Otoritas China juga mengeluarkan peringatan serupa. Melalui media pemerintah CCTV, otoritas memperingatkan bahwa danau yang terbentuk setelah tanah longsor melanda kawasan perbatasan China-Nepal memiliki risiko tinggi untuk jebol dan mengalirkan air bah ke wilayah hilir.

Ketinggian air diperkirakan terus mengalami peningkatan selama tiga hari dan mencapai puncaknya sekitar 1 September 2026.

Situasi tersebut semakin mengkhawatirkan karena prakiraan cuaca menunjukkan potensi hujan yang akan mengguyur wilayah itu selama tiga hari ke depan.

“Berdasarkan prakiraan, volume air yang masuk ke danau dapat mencapai sekitar 3 juta meter kubik dalam tiga hari ke depan, di tengah hujan deras yang terus mengguyur, yang meningkatkan risiko jebolnya danau yang dapat mengalirkan air bah ke hilir dan berpotensi menyebabkan kerusakan lebih lanjut di berbagai wilayah, termasuk Pelabuhan Gyirong dan area hilir lainnya,” demikian bunyi peringatan yang dilaporkan kantor berita Xinhua pada Kamis (27/8/2026) tengah malam.

Keberadaan danau tersebut juga terekam dalam video udara yang diambil tim penyelamat China. Rekaman memperlihatkan massa air berwarna cokelat terkumpul dalam sebuah cekungan tanpa terlihat adanya saluran keluar.

Air terlihat menenggelamkan semak-semak dan pepohonan serta memberikan tekanan terhadap penghalang alami yang terbentuk dari tumpukan puing dan bebatuan.

Korban Tewas Capai 584 Orang, Ribuan Masih Hilang

Banjir bandang menerjang kawasan perbatasan Tibet dan Nepal pada Rabu (26/8/2026). Hingga Jumat (28/8/2026), jumlah korban meninggal dunia dilaporkan mencapai sedikitnya 584 orang, sementara lebih dari 2.400 orang masih dinyatakan hilang.

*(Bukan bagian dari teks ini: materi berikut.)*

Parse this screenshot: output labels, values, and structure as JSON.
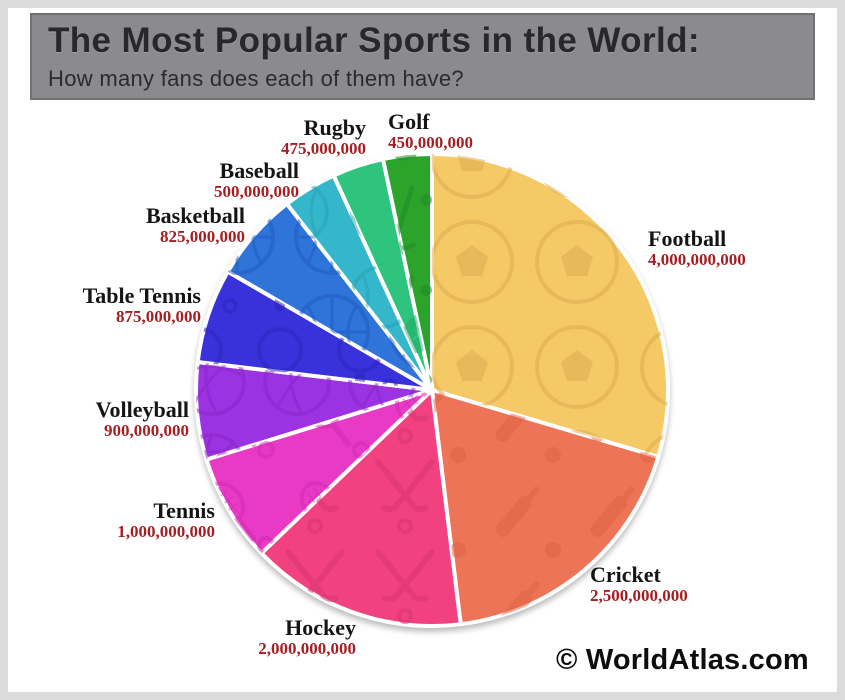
{
  "header": {
    "title": "The Most Popular Sports in the World:",
    "subtitle": "How many fans does each of them have?"
  },
  "watermark": "© WorldAtlas.com",
  "colors": {
    "header_background": "#8B8B8D",
    "header_text": "#28282A",
    "frame": "#DBDBDB",
    "slice_name_text": "#151515",
    "slice_value_text": "#A41E22",
    "slice_divider": "#FFFFFF"
  },
  "chart_data": {
    "type": "pie",
    "title": "The Most Popular Sports in the World:",
    "subtitle": "How many fans does each of them have?",
    "unit": "fans",
    "start_angle_deg": 0,
    "direction": "clockwise",
    "legend": "none",
    "slices": [
      {
        "name": "Football",
        "value": 4000000000,
        "value_label": "4,000,000,000",
        "color": "#F5C966",
        "pattern_color": "#DCA94F",
        "icon": "soccer-ball"
      },
      {
        "name": "Cricket",
        "value": 2500000000,
        "value_label": "2,500,000,000",
        "color": "#EE7457",
        "pattern_color": "#DE5F42",
        "icon": "cricket-bat"
      },
      {
        "name": "Hockey",
        "value": 2000000000,
        "value_label": "2,000,000,000",
        "color": "#F2417F",
        "pattern_color": "#D93570",
        "icon": "hockey-sticks"
      },
      {
        "name": "Tennis",
        "value": 1000000000,
        "value_label": "1,000,000,000",
        "color": "#E93AC6",
        "pattern_color": "#CF28AE",
        "icon": "tennis-racket"
      },
      {
        "name": "Volleyball",
        "value": 900000000,
        "value_label": "900,000,000",
        "color": "#9C33E2",
        "pattern_color": "#8523C9",
        "icon": "volleyball"
      },
      {
        "name": "Table Tennis",
        "value": 875000000,
        "value_label": "875,000,000",
        "color": "#3932DA",
        "pattern_color": "#2A24BC",
        "icon": "table-tennis-paddle"
      },
      {
        "name": "Basketball",
        "value": 825000000,
        "value_label": "825,000,000",
        "color": "#2E74D9",
        "pattern_color": "#2058BD",
        "icon": "basketball"
      },
      {
        "name": "Baseball",
        "value": 500000000,
        "value_label": "500,000,000",
        "color": "#35B7CB",
        "pattern_color": "#28A0B4",
        "icon": "baseball"
      },
      {
        "name": "Rugby",
        "value": 475000000,
        "value_label": "475,000,000",
        "color": "#2EC47D",
        "pattern_color": "#1FA867",
        "icon": "rugby-ball"
      },
      {
        "name": "Golf",
        "value": 450000000,
        "value_label": "450,000,000",
        "color": "#2CA42C",
        "pattern_color": "#1F8A26",
        "icon": "golf-club"
      }
    ]
  }
}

Dilansir AFP, badan penanggulangan bencana Nepal mencatat sedikitnya 579 orang meninggal dunia di negara tersebut. Sementara otoritas China melaporkan lima korban jiwa, sehingga total korban meninggal akibat bencana mencapai sedikitnya 584 orang.

Otoritas penanggulangan bencana Nepal juga meningkatkan jumlah korban yang dinyatakan hilang menjadi 1.924 orang pada Jumat.

Sementara berdasarkan data terbaru dari pejabat China pada Kamis (27/8/2026), sebanyak 558 orang masih dilaporkan hilang di wilayah tersebut.

Di tengah proses pencarian korban, ancaman jebolnya danau yang terbentuk akibat material longsor kini menjadi perhatian serius. Masyarakat di kawasan hilir diminta meningkatkan kewaspadaan dan menjauh dari bantaran sungai maupun wilayah yang berpotensi terdampak apabila banjir susulan terjadi.